Responsibilities of Role:

• CRE Integration: Advise and consult on integrating security practices, tools, and automation into the team pipelines, ensuring that security is a fundamental aspect of the software development lifecycle as well as hardware configuration, security maintenance and lifecycle. 

• Secure Infrastructure: Partner with various stakeholders and engineers to design, build, implement, and maintain secure infrastructure configurations for cloud platforms and on-premises environments. Apply security best practices to servers, networks, and other critical infrastructure components. 

• Continuous Security Monitoring: Partner with the TWDC Global Information Security team to ensure security monitoring tools and processes to detect security incidents, anomalies, and potential threats in real-time are efficiently in place. 

• Security Testing Automation: Collaborate with teams to develop and maintain security testing scripts, including static code analysis, dynamic application security testing (DAST), and container security scanning. 

• Vulnerability Management: Collaborate with development and operations teams to remediate identified critical issues promptly. Build automated patching and preventative capabilities to secure the environment. 

• Support and participate in incident response efforts, investigating and addressing security incidents, and contributing to post-incident reviews. 

• Secure CI/CD Pipeline: Partner with the development community on best practices to secure and optimize the continuous integration and continuous delivery (CI/CD) pipelines, including code scanning, automated testing, and deployment security. 

• Threat Intelligence: Stay up to date with the latest security threats, vulnerabilities, and industry trends.

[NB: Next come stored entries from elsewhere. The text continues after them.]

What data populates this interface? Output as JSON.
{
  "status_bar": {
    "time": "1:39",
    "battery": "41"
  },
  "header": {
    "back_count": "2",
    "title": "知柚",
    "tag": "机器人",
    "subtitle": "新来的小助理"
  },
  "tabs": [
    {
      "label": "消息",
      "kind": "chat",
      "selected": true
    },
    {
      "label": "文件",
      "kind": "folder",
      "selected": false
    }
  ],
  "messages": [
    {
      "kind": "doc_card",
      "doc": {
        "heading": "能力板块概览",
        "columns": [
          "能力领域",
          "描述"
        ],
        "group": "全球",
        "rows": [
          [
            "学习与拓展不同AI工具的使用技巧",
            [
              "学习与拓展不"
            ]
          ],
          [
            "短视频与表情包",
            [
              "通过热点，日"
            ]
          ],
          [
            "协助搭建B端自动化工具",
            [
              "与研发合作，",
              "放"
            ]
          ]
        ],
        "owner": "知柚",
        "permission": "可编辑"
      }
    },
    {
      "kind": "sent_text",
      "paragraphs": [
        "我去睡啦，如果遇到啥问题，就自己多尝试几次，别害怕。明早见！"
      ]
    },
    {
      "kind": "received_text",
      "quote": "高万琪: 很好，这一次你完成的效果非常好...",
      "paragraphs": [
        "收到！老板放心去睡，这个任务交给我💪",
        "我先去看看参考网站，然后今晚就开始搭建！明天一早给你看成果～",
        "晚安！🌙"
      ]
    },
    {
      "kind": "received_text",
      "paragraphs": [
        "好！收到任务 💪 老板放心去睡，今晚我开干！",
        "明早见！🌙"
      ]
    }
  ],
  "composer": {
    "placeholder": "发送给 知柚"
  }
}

Leverage threat intelligence to proactively enhance security measures. 

• Security Awareness: Promote security awareness and training across the organization, educating developers and operations teams about secure coding, configuration management, and other security-related topics. 

• Cloud Security: Implement security controls and best practices for cloud services and platforms, such as AWS, Azure, or GCP. 

• Automation: Develop and maintain security automation scripts and tools to streamline security processes and reduce manual intervention. 

• Collaboration: Collaborate effectively with cross-functional teams to ensure security requirements are considered throughout the DevOps workflow. 

Must Haves: 

• Minimum of 7+ years of experience working in a technical, hands-on, cybersecurity engineering role. 

• Experience with one or more programming or scripting languages – i.e PowerShell, Python, Java, C#, VB, VBA, Ruby, NodeJS, SQL, etc. 

• Experience in securing cloud platforms and services (e.g., AWS, Azure, GCP) and implementing cloud security best practices.  

• Experience with automation tools and frameworks to streamline security processes (e.g., Ansible, Puppet, Chef).  

• Strong understanding of DevOps principles, CI/CD pipelines, and configuration management tools (e.g., Jenkins, Git, Ansible, Terraform, Kuberbetes);  

• In-depth knowledge of information security principles, standards, best practices, and industry frameworks (e.g., OWASP, NIST, CIS);  

• Understanding of security practices for servers, networks, containers, and virtualization technologies;  

• Familiarity with security testing tools, vulnerability scanners, and security monitoring solutions;

Nice to haves:

• One or more current security related certifications (e.g., CISSP, SANS GIAC, etc.) 

• One or more cloud security certifications (AWS, Azure, GCP, CCSP).  
• Maintains current knowledge of emerging AI technologies and invests in personal development within the AI field.

Education: 

• Bachelor's degree in Computer Science, Information Systems, Software, Electrical or Electronics Engineering, or comparable field of study, and/or equivalent work experience

The hiring range for this position in Burbank is $141,900.00 to $190,300.00 per year. The base pay actually offered will take into account internal equity and also may vary depending on the candidate’s geographic region, job-related knowledge, skills, and experience among other factors. A bonus and/or long-term incentive units may be provided as part of the compensation package, in addition to the full range of medical, financial, and/or other benefits, dependent on the level and position offered.